Others say they’ve seen outright anger from Schultz over unions.
Blauman-Schmitz said as soon as Schultz bought Starbucks in 1987, he reneged on a labor agreement that had been reached between the company and the United Food and Commercial Workers union, which represented six Seattle-area stores and a roasting plant. Schultz wanted a new contract with weaker benefits and job protections, said Blauman-Schmitz, who has since retired from the union.
One day, she said, Schultz spotted her passing out flyers in the roasting plant and rushed toward her, screaming and red in the face.
Anne Belov was working part-time in the roasting plant and sat on the union negotiating committee. She had always gotten glowing performance reviews, but after Schultz took over, she was suddenly being reprimanded constantly. Belov left the company in 1988.
“You could see the writing on the wall. As the company grew, it was not going to continue to be possible to act on the good faith of the people who controlled all the power,” she said.
Schultz soon swept the union out. In his 1997 book, “Pour Your Heart Into It,” he recalled how a barista who opposed the union began a campaign to decertify it. By 1992, the union no longer represented the stores or the roasting plant. Schultz saw that as a sign that workers trusted him.

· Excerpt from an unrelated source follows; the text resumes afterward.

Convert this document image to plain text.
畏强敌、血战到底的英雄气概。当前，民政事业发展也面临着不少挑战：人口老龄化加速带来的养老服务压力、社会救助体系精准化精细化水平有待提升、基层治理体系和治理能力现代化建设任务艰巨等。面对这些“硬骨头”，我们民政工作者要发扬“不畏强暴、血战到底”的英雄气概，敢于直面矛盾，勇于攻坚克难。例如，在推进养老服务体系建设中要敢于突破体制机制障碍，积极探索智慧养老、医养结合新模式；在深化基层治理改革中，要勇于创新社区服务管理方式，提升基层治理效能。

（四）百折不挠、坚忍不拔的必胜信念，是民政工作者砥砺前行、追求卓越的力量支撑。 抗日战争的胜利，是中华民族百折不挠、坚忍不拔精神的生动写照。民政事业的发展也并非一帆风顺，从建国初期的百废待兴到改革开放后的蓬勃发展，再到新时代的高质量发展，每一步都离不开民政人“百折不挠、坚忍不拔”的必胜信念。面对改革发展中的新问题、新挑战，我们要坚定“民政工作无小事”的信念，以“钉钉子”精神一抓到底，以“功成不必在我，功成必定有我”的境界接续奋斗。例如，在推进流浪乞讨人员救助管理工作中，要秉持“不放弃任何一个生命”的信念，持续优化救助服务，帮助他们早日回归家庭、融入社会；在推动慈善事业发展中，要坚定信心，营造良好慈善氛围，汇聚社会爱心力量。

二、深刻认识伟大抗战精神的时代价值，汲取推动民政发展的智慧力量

“If they had faith in me and my motives, they wouldn’t need a union,” he wrote.
Still, efforts to unionize Starbucks didn’t go away, and the company continued to fight them. Starbucks had to reinstate fired workers or pay to settle labor law violations numerous times in the early 2000s.

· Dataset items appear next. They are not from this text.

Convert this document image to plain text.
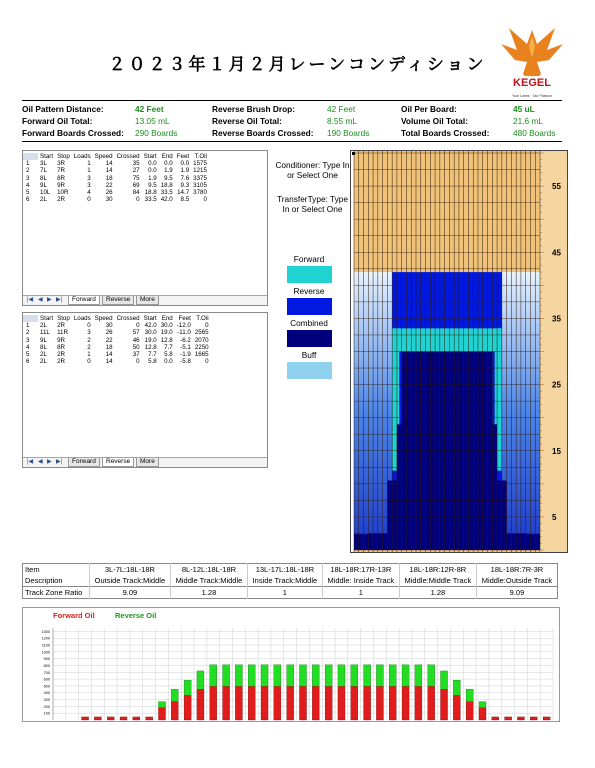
２０２３年１月２月レーンコンディション
KEGEL
Your Lanes · Our Passion
Oil Pattern Distance:	42 Feet	Reverse Brush Drop:	42 Feet	Oil Per Board:	45 uL
Forward Oil Total:	13.05 mL	Reverse Oil Total:	8.55 mL	Volume Oil Total:	21.6 mL
Forward Boards Crossed: 290 Boards	Reverse Boards Crossed: 190 Boards	Total Boards Crossed:	480 Boards
	Start	Stop	Loads	Speed	Crossed	Start	End	Feet	T.Oil
1	3L	3R	1	14	35	0.0	0.0	0.0	1575
2	7L	7R	1	14	27	0.0	1.9	1.9	1215
3	8L	8R	3	18	75	1.9	9.5	7.6	3375
4	9L	9R	3	22	69	9.5	18.8	9.3	3105
5	10L	10R	4	26	84	18.8	33.5	14.7	3780
6	2L	2R	0	30	0	33.5	42.0	8.5	0
|◀ ◀ ▶ ▶|	Forward	Reverse	More
	Start	Stop	Loads	Speed	Crossed	Start	End	Feet	T.Oil
1	2L	2R	0	30	0	42.0	30.0	-12.0	0
2	11L	11R	3	26	57	30.0	19.0	-11.0	2565
3	9L	9R	2	22	46	19.0	12.8	-6.2	2070
4	8L	8R	2	18	50	12.8	7.7	-5.1	2250
5	2L	2R	1	14	37	7.7	5.8	-1.9	1665
6	2L	2R	0	14	0	5.8	0.0	-5.8	0
|◀ ◀ ▶ ▶|	Forward	Reverse	More
Conditioner: Type In or Select One
TransferType: Type In or Select One
Forward
Reverse
Combined
Buff
55
45
35
25
15
5
Item	3L-7L:18L-18R	8L-12L:18L-18R	13L-17L:18L-18R	18L-18R:17R-13R	18L-18R:12R-8R	18L-18R:7R-3R
Description	Outside Track:Middle	Middle Track:Middle	Inside Track:Middle	Middle: Inside Track	Middle:Middle Track	Middle:Outside Track
Track Zone Ratio	9.09	1.28	1	1	1.28	9.09
Forward Oil	Reverse Oil
100
200
300
400
500
600
700
800
900
1000
1100
1200
1300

Last year, the NLRB found that Starbucks unlawfully retaliated against two Philadelphia baristas who were attempting to unionize. The NLRB said Starbucks monitored the employees’ social media, unlawfully spied on their conversations and ultimately fired them. It ordered Starbucks to stop interfering with workers’ right to organize and offer reinstatement to the two workers.

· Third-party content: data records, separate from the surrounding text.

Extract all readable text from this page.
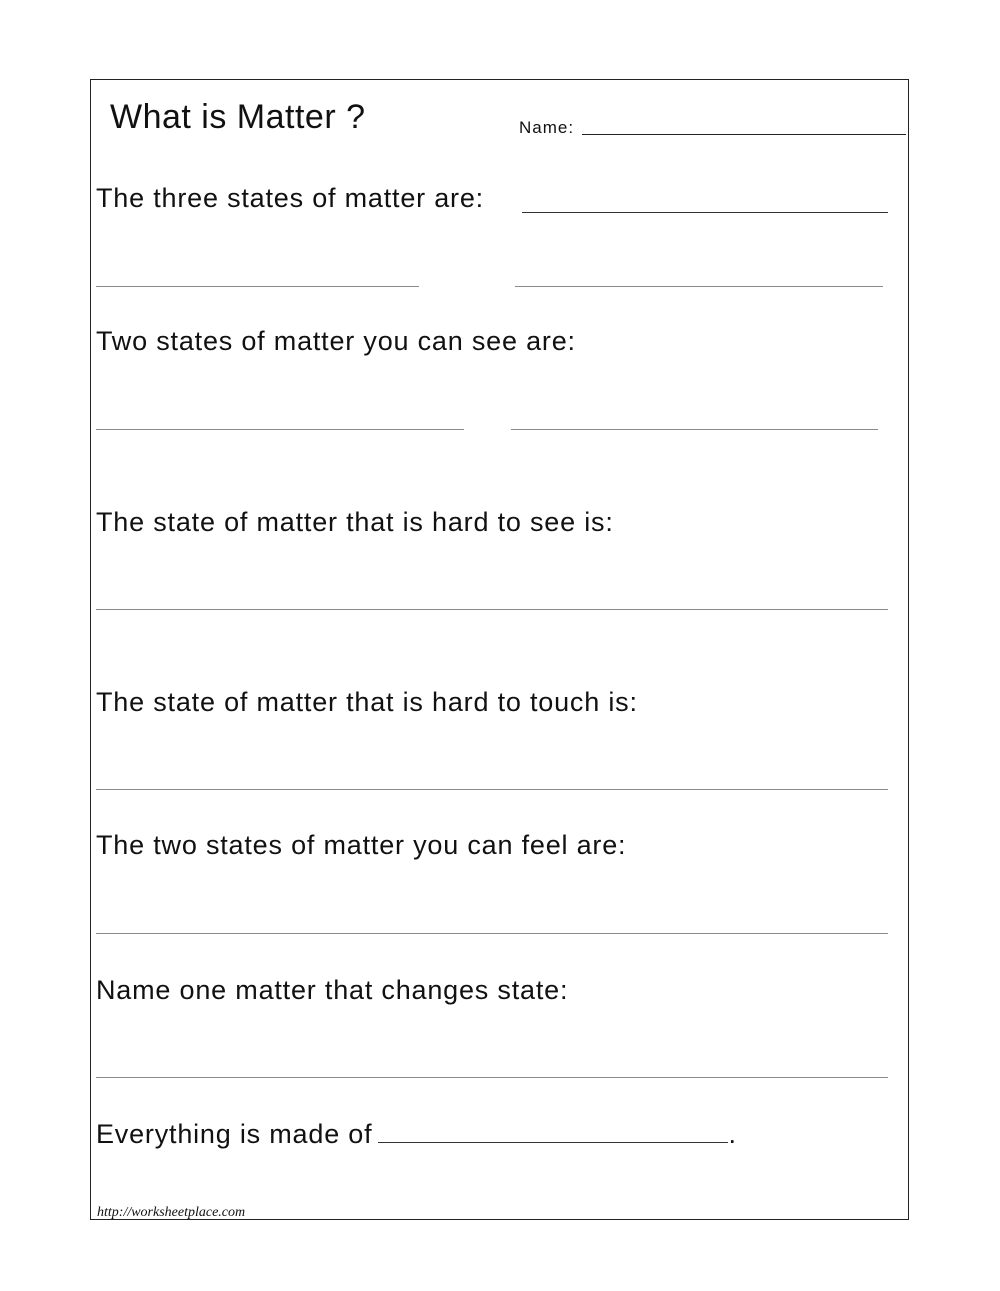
What is Matter ?	Name:
The three states of matter are:
Two states of matter you can see are:
The state of matter that is hard to see is:
The state of matter that is hard to touch is:
The two states of matter you can feel are:
Name one matter that changes state:
Everything is made of	.
http://worksheetplace.com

More recently, on March 15, the NLRB issued a complaint against Starbucks alleging that district and store managers in Phoenix spied on and threatened workers who supported unionizing. The complaint says Starbucks suspended one union supporter and fired another.
Starbucks did not make anyone available to comment.
In a letter to employees in December, Starbucks North America President Rossann Williams said the company will respect the legal process and bargain in good faith. But the company insists its stores function better when it works directly with employees.
The outcome of the current unionizing effort is unclear. The number of stores that have petitioned for union elections is still only a fraction of Starbucks’ 9,000 company-owned stores in the U.S. And Starbucks has the resources to keep fighting, with annual revenue of $29 billion last year.
But Brisack said this unionizing effort is also stronger than past ones, which were thwarted by high worker turnover and resource-starved unions. Organizers now have the backing of Workers United — an arm of the 2 million-member Service Employees International Union — and a union-friendly president in the White House. Brisack said the pandemic also fueled workers’ outrage.
The climate is also changing. Dan Cornfield, a labor expert and professor of sociology at Vanderbilt, said U.S. polling shows growing public support for unions since the Great Recession. That’s a big difference from the 1980s, when Starbucks first fought back unions.
“By taking an anti-union stand from the Reagan era, they are actually potentially jeopardizing their customer base,” Cornfield said.